To start an instance of the webserver for local testing, you first need to perform a few setup steps:

1. Create a `config.yaml` file to point to the desired blockchains and Entropy contracts. Copy the content in `config.sample.yaml` and follow the directions inside to generate the necessary private keys and secrets.
1. Make sure the wallets you have generated in step (1) contain some gas tokens for the configured networks.
1. Run `cargo run -- setup-provider` to register a randomness provider for this service. This command
   will update the on-chain contracts such that the configured provider key is a randomness provider,
   and its on-chain configuration matches `config.yaml`.
1. Review the [Connect a database](#connect-a-database) section above.
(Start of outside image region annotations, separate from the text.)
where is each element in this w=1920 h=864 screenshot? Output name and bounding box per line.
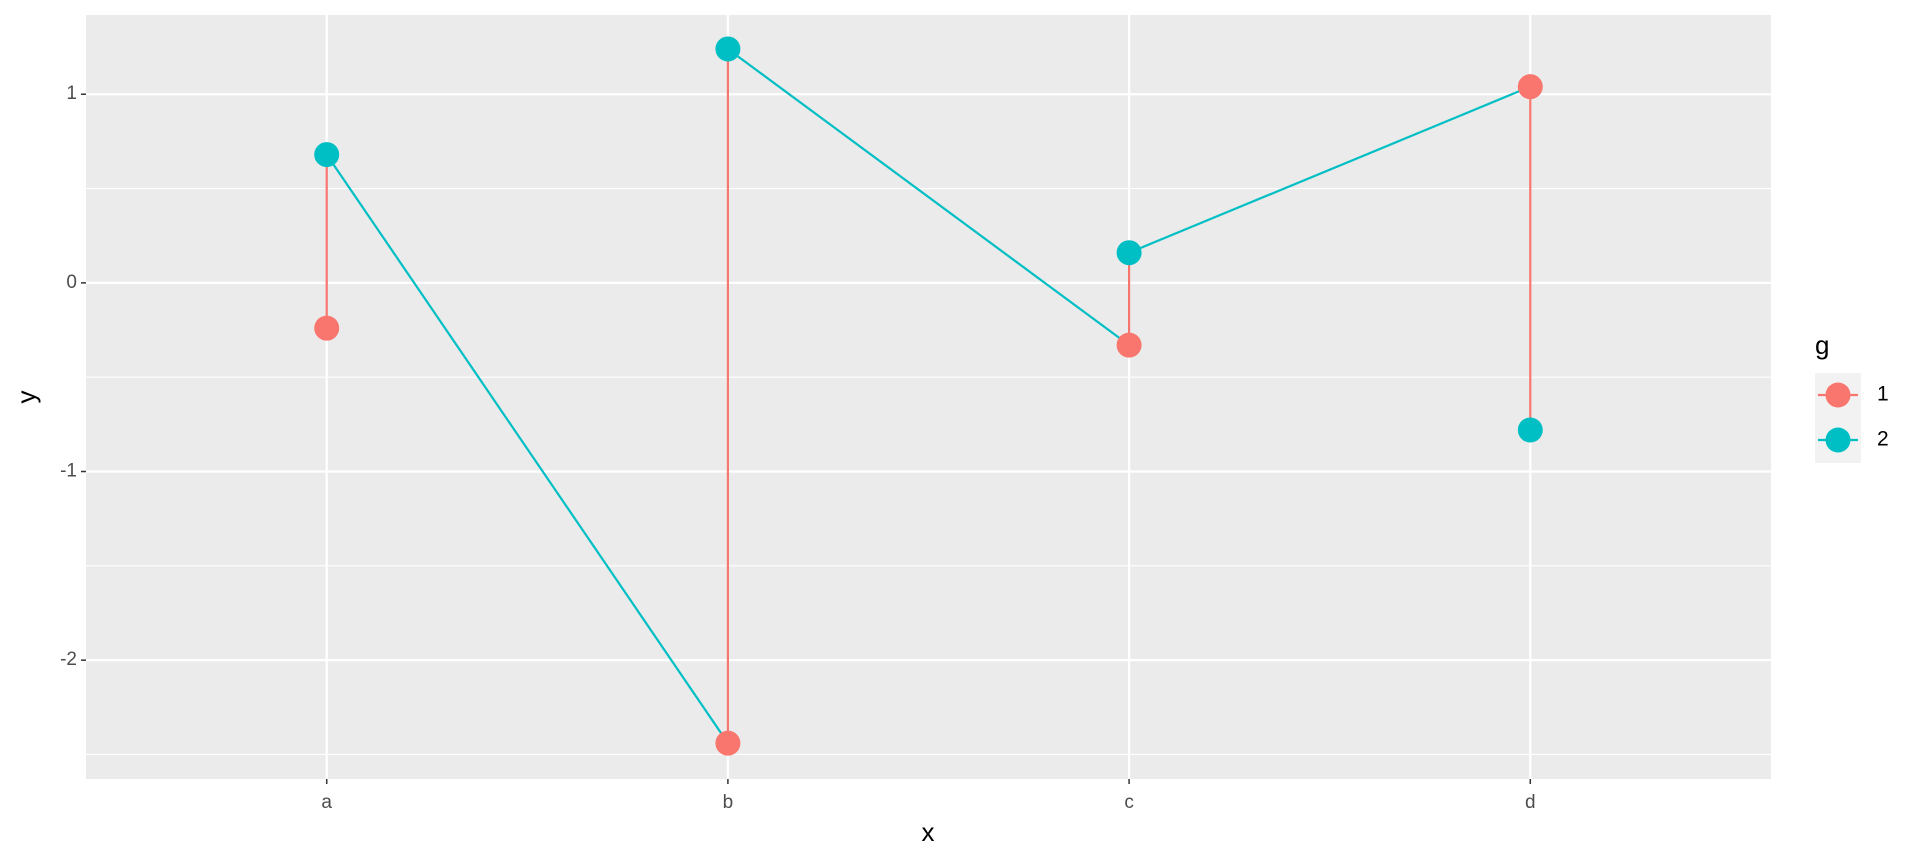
- y-axis-title: y: [11, 391, 41, 404]
- legend-point: [1825, 427, 1851, 453]
- legend-title: g: [1815, 330, 1829, 360]
- y-tick-label: -2: [60, 649, 77, 670]
- x-tick-label: d: [1525, 792, 1536, 813]
- point: [314, 315, 340, 341]
- point: [715, 730, 741, 756]
- point: [1116, 240, 1142, 266]
- x-axis-title: x: [922, 817, 935, 847]
- y-tick-label: 0: [66, 272, 77, 293]
- legend-label: 1: [1877, 383, 1889, 406]
- point: [1517, 74, 1543, 100]
- y-tick-label: 1: [66, 83, 77, 104]
- panel: [86, 15, 1771, 779]
- x-tick-label: b: [723, 792, 734, 813]
- y-tick-label: -1: [60, 461, 77, 482]
- path-segment: [325, 153, 729, 744]
- legend-point: [1825, 382, 1851, 408]
- point: [314, 142, 340, 168]
- path-segment: [727, 48, 1130, 347]
- x-tick-label: c: [1124, 792, 1134, 813]
- point: [1517, 417, 1543, 443]
- point: [715, 36, 741, 62]
- point: [1116, 332, 1142, 358]
- x-tick-label: a: [321, 792, 332, 813]
- legend-label: 2: [1877, 428, 1889, 451]
- path-segment: [1128, 85, 1531, 254]
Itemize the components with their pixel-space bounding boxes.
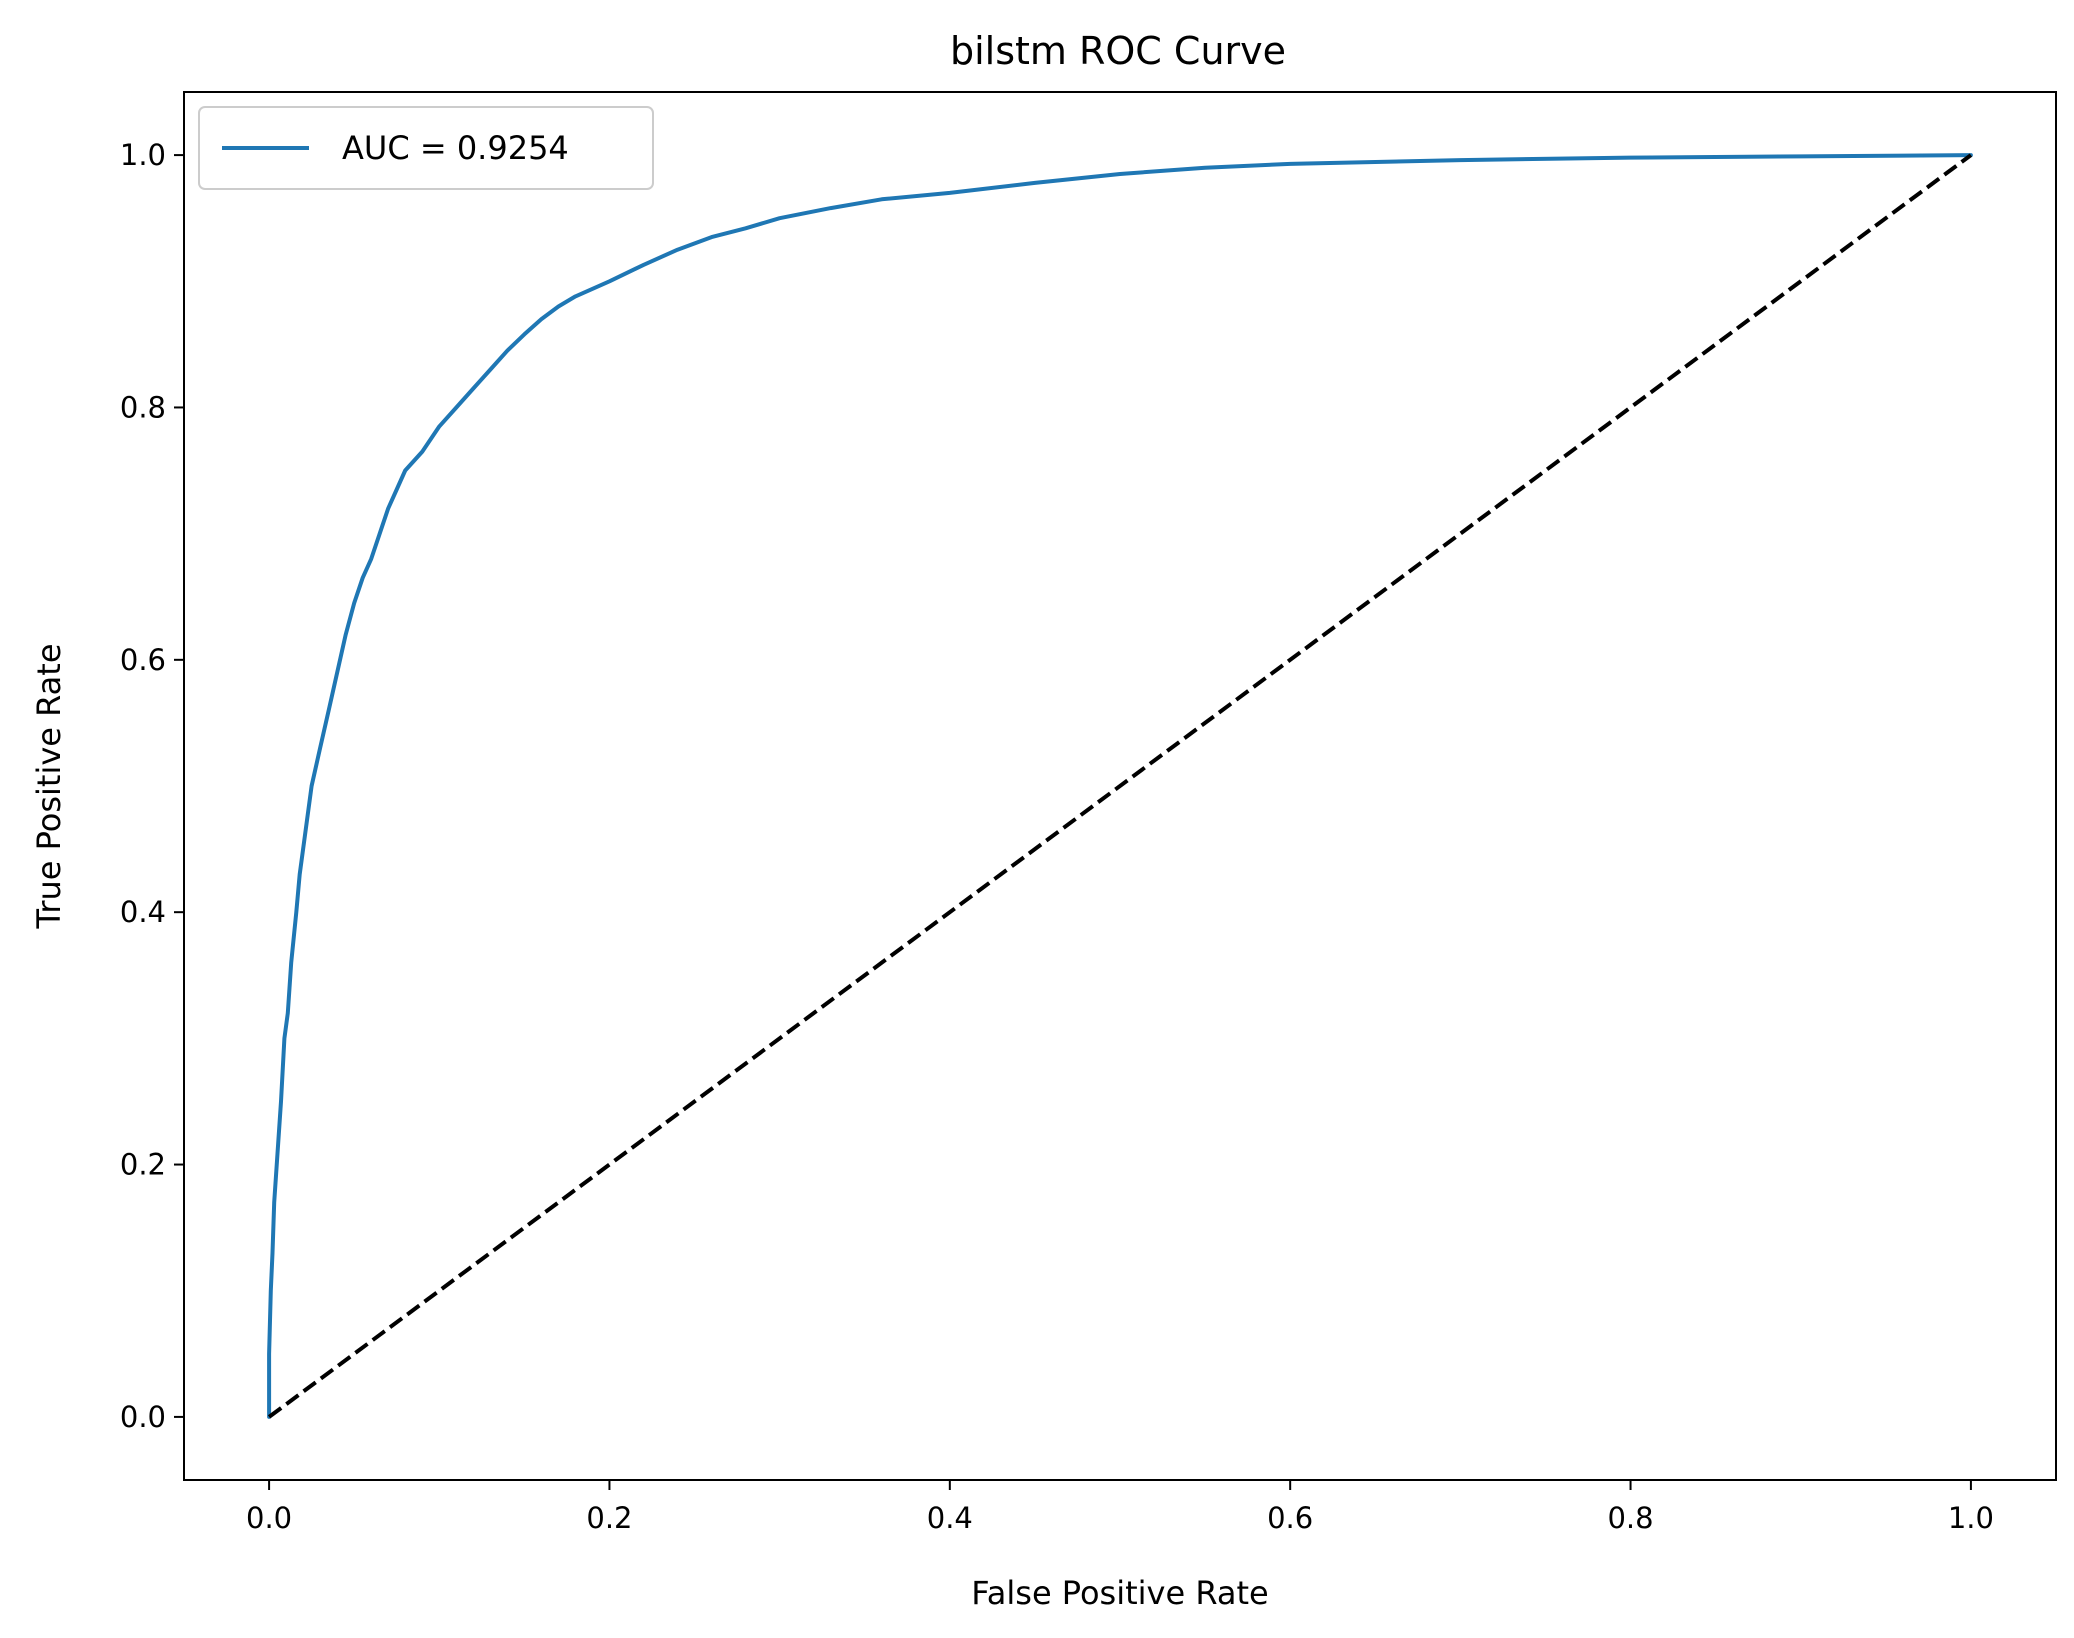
y-tick-label: 0.2 — [120, 1148, 166, 1182]
plot-area — [183, 91, 2057, 1481]
chart-title: bilstm ROC Curve — [950, 29, 1286, 73]
plot-frame — [183, 91, 2057, 1481]
legend-label-roc: AUC = 0.9254 — [342, 129, 569, 167]
y-tick-label: 0.6 — [120, 643, 166, 677]
y-tick-label: 0.8 — [120, 390, 166, 424]
x-tick-label: 0.4 — [927, 1501, 973, 1535]
legend-box — [198, 106, 654, 190]
y-axis-label: True Positive Rate — [30, 643, 68, 929]
baseline-diagonal-line — [267, 153, 1973, 1419]
roc-curve-line — [267, 153, 1973, 1419]
legend: AUC = 0.9254 — [198, 106, 654, 190]
x-tick-label: 0.6 — [1267, 1501, 1313, 1535]
y-axis: 0.0 0.2 0.4 0.6 0.8 1.0 — [120, 138, 184, 1434]
y-tick-label: 1.0 — [120, 138, 166, 172]
x-tick-label: 0.2 — [586, 1501, 632, 1535]
x-axis-label: False Positive Rate — [971, 1574, 1268, 1612]
y-tick-label: 0.0 — [120, 1400, 166, 1434]
x-tick-label: 0.8 — [1607, 1501, 1653, 1535]
x-axis: 0.0 0.2 0.4 0.6 0.8 1.0 — [246, 1480, 1994, 1535]
series-layer — [267, 153, 1973, 1419]
x-tick-label: 1.0 — [1948, 1501, 1994, 1535]
x-tick-label: 0.0 — [246, 1501, 292, 1535]
y-tick-label: 0.4 — [120, 895, 166, 929]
The default configuration will create a file-based DB.
Once you've completed the setup, simply run the following command to start the service:

```bash
RUST_LOG=INFO cargo run -- run
```

This command will start the webservice on `localhost:34000`.

## Nix

If you are a nix user, you can use the included [Nix flake](./flake.nix) and
[direnv config](./envrc) which will configure your environment for you
automatically.  If you use this configuration you will have a `cli` script in
your dev shell which provides easy access to some common tasks, such as `cli
start` to start the server in watch mode, `cli test` to run unit, code format,
and lint checks, and `cli fix` to run auto-fixes for formatting and lint issues.